Seven years later and OSOSS in NL government is happening slowly. Slowly because of some resistance from proprietary vendor alliances (usual suspects), the government being locked in and the continuity of their services being the primary objective - maybe some technical difficulties, and some people in government who adopt slowly to change. But nonetheless it's really happening, step by step. Sander can probably tell more about this, since he's involved in this whole thing it seems, but I joined the presentation of NoiV (Netherlands open in Connection) at T-Dose and I heard great stories about things which are changing slowly.

I started an article about open source in Dutch government about a year ago (!) but I should still finish it. However, I want it to be correct, and as I'm only a hobbyist FOSS user and not really involved in the issue, it's a bit hard to know all that's going on.

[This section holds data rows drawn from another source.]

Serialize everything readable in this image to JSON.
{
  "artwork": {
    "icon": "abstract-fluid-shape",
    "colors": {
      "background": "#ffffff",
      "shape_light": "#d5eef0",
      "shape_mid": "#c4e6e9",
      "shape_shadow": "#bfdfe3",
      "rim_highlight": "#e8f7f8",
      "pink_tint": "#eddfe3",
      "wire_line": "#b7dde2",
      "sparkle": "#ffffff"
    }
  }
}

And then I've been trying to track progress of FOSS in China, but that battle is lost. This is where it's really turning political, so let me just provide the link of a really great story (probably the best Linux-story I read this past year) and you can read for yourself how 'they' sold out (hint: Who 'they' are is not really certain, read the article and you'll understand). Suffice to say I was _really_ p*ssed after reading the article. However, what's truly unique, is that all Linux websites remained silent about these issues, but CNN did care. Thanks and kudos to them. So here comes the biggest Linux failure of the last decennium, another story which makes clear it's not all about the money. One you should read, IMHO.

http://money.cnn.com/magazines/fortune/fortune_archive/2007/...

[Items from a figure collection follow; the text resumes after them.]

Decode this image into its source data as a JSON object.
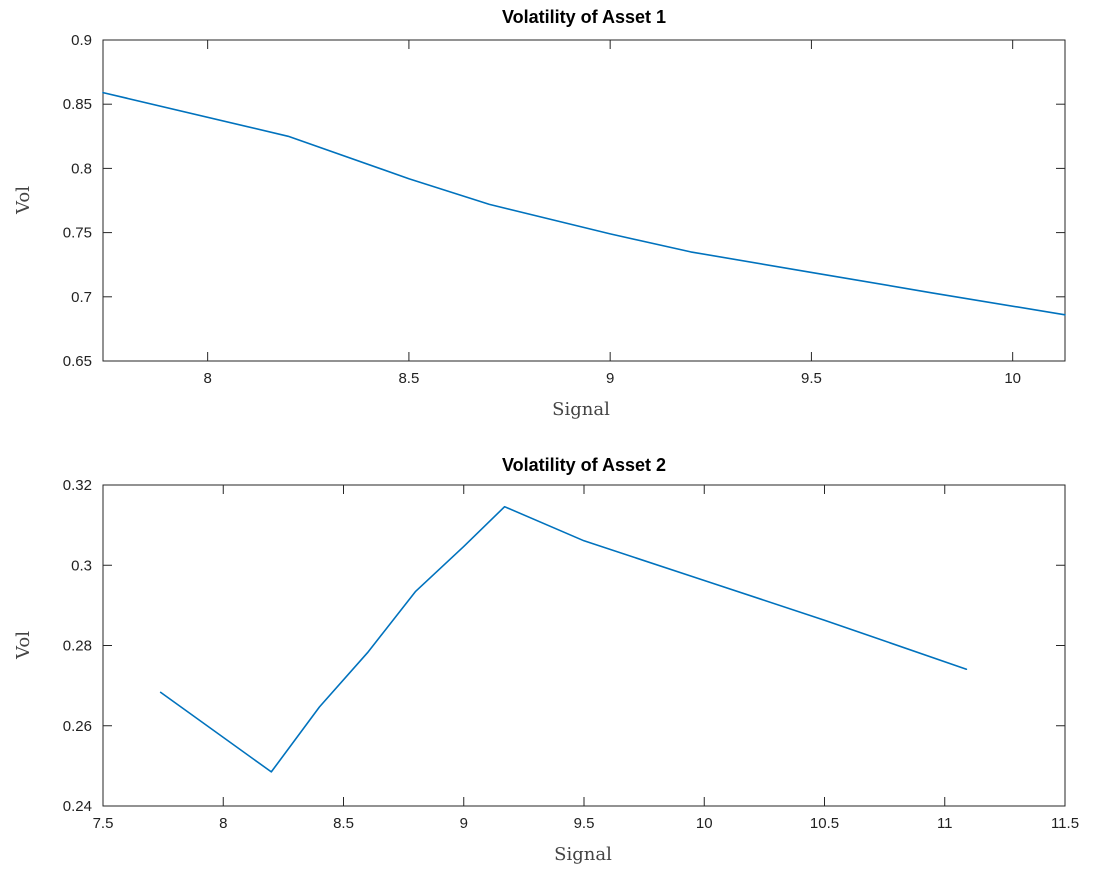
{
  "chart_data": [
    {
      "type": "line",
      "title": "Volatility of Asset 1",
      "xlabel": "Signal",
      "ylabel": "Vol",
      "xlim": [
        7.74,
        10.13
      ],
      "ylim": [
        0.65,
        0.9
      ],
      "xticks": [
        8,
        8.5,
        9,
        9.5,
        10
      ],
      "xtick_labels": [
        "8",
        "8.5",
        "9",
        "9.5",
        "10"
      ],
      "yticks": [
        0.65,
        0.7,
        0.75,
        0.8,
        0.85,
        0.9
      ],
      "ytick_labels": [
        "0.65",
        "0.7",
        "0.75",
        "0.8",
        "0.85",
        "0.9"
      ],
      "color": "#0072BD",
      "series": [
        {
          "x": [
            7.74,
            8.2,
            8.5,
            8.7,
            9.0,
            9.2,
            9.5,
            9.8,
            10.13
          ],
          "values": [
            0.859,
            0.825,
            0.792,
            0.772,
            0.749,
            0.735,
            0.719,
            0.703,
            0.686
          ]
        }
      ]
    },
    {
      "type": "line",
      "title": "Volatility of Asset 2",
      "xlabel": "Signal",
      "ylabel": "Vol",
      "xlim": [
        7.5,
        11.5
      ],
      "ylim": [
        0.24,
        0.32
      ],
      "xticks": [
        7.5,
        8,
        8.5,
        9,
        9.5,
        10,
        10.5,
        11,
        11.5
      ],
      "xtick_labels": [
        "7.5",
        "8",
        "8.5",
        "9",
        "9.5",
        "10",
        "10.5",
        "11",
        "11.5"
      ],
      "yticks": [
        0.24,
        0.26,
        0.28,
        0.3,
        0.32
      ],
      "ytick_labels": [
        "0.24",
        "0.26",
        "0.28",
        "0.3",
        "0.32"
      ],
      "color": "#0072BD",
      "series": [
        {
          "x": [
            7.74,
            8.2,
            8.4,
            8.6,
            8.8,
            9.0,
            9.17,
            9.5,
            10.0,
            10.5,
            11.09
          ],
          "values": [
            0.2683,
            0.2485,
            0.2647,
            0.2782,
            0.2935,
            0.3047,
            0.3146,
            0.3061,
            0.2962,
            0.2863,
            0.2741
          ]
        }
      ]
    }
  ]
}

OK, now you know why there aren't nice Chinese government supported Linux distro's.
Bob_Robertson

Oct 21, 2009
12:13 PM EST
Ok, a couple other things.

First, "it's not their money." So the cost argument isn't going to be all that effective once the cameras are turned off.

Second, here in the US it's much harder to argue "home grown software" because, sad to say, Microsoft is a US company.
hkwint

Oct 21, 2009
12:58 PM EST
Thanks Henke.

I knew the Belgian government has lots of problems, and as they're human, they make wrong decisions from time to time. I didn't knew it was this bad however.

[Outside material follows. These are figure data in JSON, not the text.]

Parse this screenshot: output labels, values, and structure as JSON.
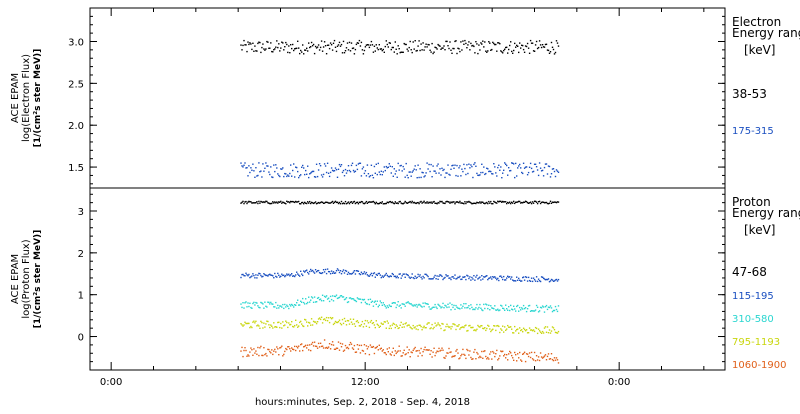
{
  "chart_data": [
    {
      "type": "scatter",
      "panel": "electron",
      "ylabel_lines": [
        "ACE EPAM",
        "log(Electron Flux)",
        "[1/(cm²s ster MeV)]"
      ],
      "legend_title": [
        "Electron",
        "Energy range"
      ],
      "legend_unit": "[keV]",
      "yticks": [
        "1.5",
        "2.0",
        "2.5",
        "3.0"
      ],
      "ylim": [
        1.25,
        3.4
      ],
      "grid": false,
      "legend_position": "right",
      "series": [
        {
          "name": "38-53",
          "color": "#000000",
          "level": 2.94,
          "spread": 0.08,
          "trend": []
        },
        {
          "name": "175-315",
          "color": "#1a4fc0",
          "level": 1.47,
          "spread": 0.09,
          "trend": []
        }
      ]
    },
    {
      "type": "scatter",
      "panel": "proton",
      "ylabel_lines": [
        "ACE EPAM",
        "log(Proton Flux)",
        "[1/(cm²s ster MeV)]"
      ],
      "legend_title": [
        "Proton",
        "Energy range"
      ],
      "legend_unit": "[keV]",
      "yticks": [
        "0",
        "1",
        "2",
        "3"
      ],
      "ylim": [
        -0.8,
        3.55
      ],
      "grid": false,
      "legend_position": "right",
      "series": [
        {
          "name": "47-68",
          "color": "#000000",
          "level": 3.22,
          "spread": 0.03,
          "trend": [
            [
              0,
              3.22
            ],
            [
              1,
              3.22
            ]
          ]
        },
        {
          "name": "115-195",
          "color": "#1a4fc0",
          "level": 1.45,
          "spread": 0.06,
          "trend": [
            [
              0,
              1.48
            ],
            [
              0.15,
              1.47
            ],
            [
              0.22,
              1.57
            ],
            [
              0.3,
              1.58
            ],
            [
              0.45,
              1.47
            ],
            [
              1,
              1.38
            ]
          ]
        },
        {
          "name": "310-580",
          "color": "#2ad6d0",
          "level": 0.75,
          "spread": 0.08,
          "trend": [
            [
              0,
              0.77
            ],
            [
              0.15,
              0.75
            ],
            [
              0.22,
              0.9
            ],
            [
              0.3,
              0.95
            ],
            [
              0.45,
              0.78
            ],
            [
              1,
              0.67
            ]
          ]
        },
        {
          "name": "795-1193",
          "color": "#c9d60f",
          "level": 0.28,
          "spread": 0.09,
          "trend": [
            [
              0,
              0.3
            ],
            [
              0.15,
              0.3
            ],
            [
              0.25,
              0.4
            ],
            [
              0.45,
              0.3
            ],
            [
              1,
              0.15
            ]
          ]
        },
        {
          "name": "1060-1900",
          "color": "#e0601a",
          "level": -0.35,
          "spread": 0.12,
          "trend": [
            [
              0,
              -0.35
            ],
            [
              0.15,
              -0.32
            ],
            [
              0.25,
              -0.15
            ],
            [
              0.4,
              -0.3
            ],
            [
              1,
              -0.5
            ]
          ]
        }
      ]
    }
  ],
  "x_axis": {
    "ticks": [
      {
        "label": "0:00",
        "hour": 0
      },
      {
        "label": "12:00",
        "hour": 12
      },
      {
        "label": "0:00",
        "hour": 24
      }
    ],
    "range_hours": [
      -1,
      29
    ],
    "data_start_hour": 6.1,
    "data_end_hour": 21.1,
    "label": "hours:minutes, Sep.  2, 2018 - Sep.  4, 2018"
  }
}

How on earth could this have happened - especially in Brussels? After all, isn't it in Brussels that they decided government projects above €100.000 or so should have a public tender? Didn't Belgium also set itself the goal of using more open source & open standards? Isn't it true that their government already has issues with "shortage of money to spend"? This truly is a sad day.
softwarejanitor

Oct 21, 2009
1:18 PM EST
@Bob_Robertson Microsoft may be a "US company" because of where their headquarters are, but they are sending more and more of their software development work overseas to cheaper countries, so one could probably make an argument that they may not be that "home grown" anymore.
Sander_Marechal

Oct 21, 2009
3:42 PM EST
Quoting:Sander can probably tell more about this, since he's involved in this whole thing it seems


Somewhat involved yes. I'm pretty immersed into all things related to ODF. I know people in NoiV, NLNet Foundation and the OpenDoc Society. I am also involved in a sizeable MS-Office to OpenOffice transistion. Unfortunately I am not allowed to write publicly about that (yet).

Quoting:After all, isn't it in Brussels that they decided government projects above €100.000 or so should have a public tender?


I don't know what has been agreed on a European level, but for The Netherlands at least it's anything over € 25.000
Bob_Robertson

Oct 21, 2009
3:54 PM EST
> Unfortunately I am not allowed to write publicly about that (yet).

Keep notes!

That's the kind of project that can make converts!